[slurm-users] How to share GPU resources? (MPS or another way?)

Tue Oct 8 06:47:37 UTC 2019

Hello guys,

I'd like to ask the tips for GPU resource sharing with Slurm. I have multiple GPUs in my cluster and multiple users that spawn the
jobs as the slurm batch job. However, the GPU resource usage is depending on what the job doing and unevenness so some jobs doesn't
use GPU (a little of times) so much. On such cases, I'd like to make the jobs to be able to share the GPU resource like assigning 0.
5 GPU (1 means the job uses 1 GPU, like --gres=gpu:1).

Before asking here, I tried Slurm/mps (https://slurm.schedmd.com/gres.html#MPS_Management) that says "the same GPU can be allocated
as MPS generic resources to multiple jobs belonging to multiple users". However, that doesn't work as I expected at all. At first,
Slurm seems to work as designed. I put the mps configuration to slurm, turn on cons_tres plugin, then requiring small number of mps
count than mps count in gres.conf can start to assign multiple jobs into a node. However, mps server in the node doesn't when
*multiple users* request the jobs. At the case, it looks like an user's job is waiting to hold the GPU until another job holding the
GPU is running as well as gres gpu:1. And more, the NVIDIA docs looks to describe what I hit
(https://docs.nvidia.com/deploy/mps/index.html#topic_4_3). That seems like the mps-server will be created to each user and the
server will be running exclusively so I have my doubts the direction...
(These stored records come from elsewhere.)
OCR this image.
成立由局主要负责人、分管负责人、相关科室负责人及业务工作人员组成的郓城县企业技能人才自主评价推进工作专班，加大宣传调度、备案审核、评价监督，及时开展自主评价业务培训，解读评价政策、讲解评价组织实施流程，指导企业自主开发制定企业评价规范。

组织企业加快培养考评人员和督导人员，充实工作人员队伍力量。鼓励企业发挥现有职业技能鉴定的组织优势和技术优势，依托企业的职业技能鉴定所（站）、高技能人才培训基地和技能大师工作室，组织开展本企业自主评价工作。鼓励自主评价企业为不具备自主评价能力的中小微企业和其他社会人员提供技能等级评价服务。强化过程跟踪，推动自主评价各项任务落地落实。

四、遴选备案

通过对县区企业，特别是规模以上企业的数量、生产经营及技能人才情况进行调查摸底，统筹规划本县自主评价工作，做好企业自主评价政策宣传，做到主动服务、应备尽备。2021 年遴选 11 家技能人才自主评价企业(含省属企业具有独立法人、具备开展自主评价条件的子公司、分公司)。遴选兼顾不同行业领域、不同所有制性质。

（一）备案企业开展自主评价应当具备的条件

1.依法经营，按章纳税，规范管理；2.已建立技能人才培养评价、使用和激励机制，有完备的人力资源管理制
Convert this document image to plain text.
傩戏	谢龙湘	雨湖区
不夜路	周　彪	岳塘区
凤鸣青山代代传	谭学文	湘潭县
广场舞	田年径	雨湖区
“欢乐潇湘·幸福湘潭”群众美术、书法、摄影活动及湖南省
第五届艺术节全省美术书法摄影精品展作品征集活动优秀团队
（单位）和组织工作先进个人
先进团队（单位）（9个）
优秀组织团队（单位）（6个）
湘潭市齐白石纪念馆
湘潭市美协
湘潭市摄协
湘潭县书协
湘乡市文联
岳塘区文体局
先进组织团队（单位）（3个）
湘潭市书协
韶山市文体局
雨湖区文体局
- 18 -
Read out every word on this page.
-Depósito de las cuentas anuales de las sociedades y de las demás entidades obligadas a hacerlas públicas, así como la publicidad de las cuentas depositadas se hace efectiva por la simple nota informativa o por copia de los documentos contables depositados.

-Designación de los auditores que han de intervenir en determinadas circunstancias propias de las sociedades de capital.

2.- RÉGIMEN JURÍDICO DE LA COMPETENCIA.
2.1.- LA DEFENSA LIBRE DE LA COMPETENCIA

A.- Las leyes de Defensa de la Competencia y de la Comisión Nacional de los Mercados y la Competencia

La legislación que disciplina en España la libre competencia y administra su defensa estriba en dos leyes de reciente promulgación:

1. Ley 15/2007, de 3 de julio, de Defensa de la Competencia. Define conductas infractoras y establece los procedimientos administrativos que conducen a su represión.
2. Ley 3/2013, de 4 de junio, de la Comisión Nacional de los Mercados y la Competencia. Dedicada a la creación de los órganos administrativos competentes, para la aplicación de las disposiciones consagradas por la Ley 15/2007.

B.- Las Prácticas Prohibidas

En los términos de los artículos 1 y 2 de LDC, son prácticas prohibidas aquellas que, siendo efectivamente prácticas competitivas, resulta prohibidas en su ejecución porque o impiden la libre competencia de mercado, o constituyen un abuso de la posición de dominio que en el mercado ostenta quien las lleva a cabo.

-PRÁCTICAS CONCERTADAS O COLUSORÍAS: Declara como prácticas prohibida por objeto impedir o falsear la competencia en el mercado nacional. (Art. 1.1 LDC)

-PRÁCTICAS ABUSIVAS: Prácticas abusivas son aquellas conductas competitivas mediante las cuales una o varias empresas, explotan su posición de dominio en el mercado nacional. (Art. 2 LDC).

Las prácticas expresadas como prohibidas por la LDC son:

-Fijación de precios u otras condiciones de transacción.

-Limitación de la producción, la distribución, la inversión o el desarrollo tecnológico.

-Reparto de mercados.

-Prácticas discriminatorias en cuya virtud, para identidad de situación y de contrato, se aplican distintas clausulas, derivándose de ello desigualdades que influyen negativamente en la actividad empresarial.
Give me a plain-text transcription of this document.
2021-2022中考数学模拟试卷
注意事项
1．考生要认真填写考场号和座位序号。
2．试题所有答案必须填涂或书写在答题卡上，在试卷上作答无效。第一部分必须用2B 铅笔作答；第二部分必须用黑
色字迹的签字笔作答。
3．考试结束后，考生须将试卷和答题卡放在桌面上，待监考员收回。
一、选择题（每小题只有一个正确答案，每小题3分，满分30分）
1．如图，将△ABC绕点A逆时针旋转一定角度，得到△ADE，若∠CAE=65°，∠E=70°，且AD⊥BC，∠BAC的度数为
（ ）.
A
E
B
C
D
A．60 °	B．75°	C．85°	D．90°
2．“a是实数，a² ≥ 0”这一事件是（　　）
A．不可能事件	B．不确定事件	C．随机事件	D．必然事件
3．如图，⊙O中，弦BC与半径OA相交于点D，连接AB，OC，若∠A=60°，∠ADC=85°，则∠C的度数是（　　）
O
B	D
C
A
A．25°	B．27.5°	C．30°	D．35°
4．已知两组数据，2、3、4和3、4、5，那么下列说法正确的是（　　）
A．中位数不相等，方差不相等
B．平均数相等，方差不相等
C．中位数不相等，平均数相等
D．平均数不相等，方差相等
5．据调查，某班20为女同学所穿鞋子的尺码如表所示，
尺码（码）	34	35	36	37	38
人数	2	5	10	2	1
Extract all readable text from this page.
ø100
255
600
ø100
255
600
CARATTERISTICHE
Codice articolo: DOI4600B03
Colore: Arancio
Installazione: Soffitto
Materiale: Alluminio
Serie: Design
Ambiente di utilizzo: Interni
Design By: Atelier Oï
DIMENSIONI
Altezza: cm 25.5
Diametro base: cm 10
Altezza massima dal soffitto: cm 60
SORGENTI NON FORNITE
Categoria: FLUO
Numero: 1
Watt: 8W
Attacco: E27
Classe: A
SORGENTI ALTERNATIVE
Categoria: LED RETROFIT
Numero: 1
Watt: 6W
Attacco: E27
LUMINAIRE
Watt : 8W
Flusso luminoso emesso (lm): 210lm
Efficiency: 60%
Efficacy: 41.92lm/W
Here is where I stand for now but I'm not sure if it's expected behavior or not. Thus I'd like to hear the opinions because I may be
missing something or I may have another way to share GPU resources rather than mps.

Does anyone hits the same issue? Would anyone help me?

Thanks,

--------------------------------------------
露崎　浩太 (Kota Tsuyuzaki)
kota.tsuyuzaki.pc at hco.ntt.co.jp
NTT Software Innovation Center
+81-422-59-2837
---------------------------------------------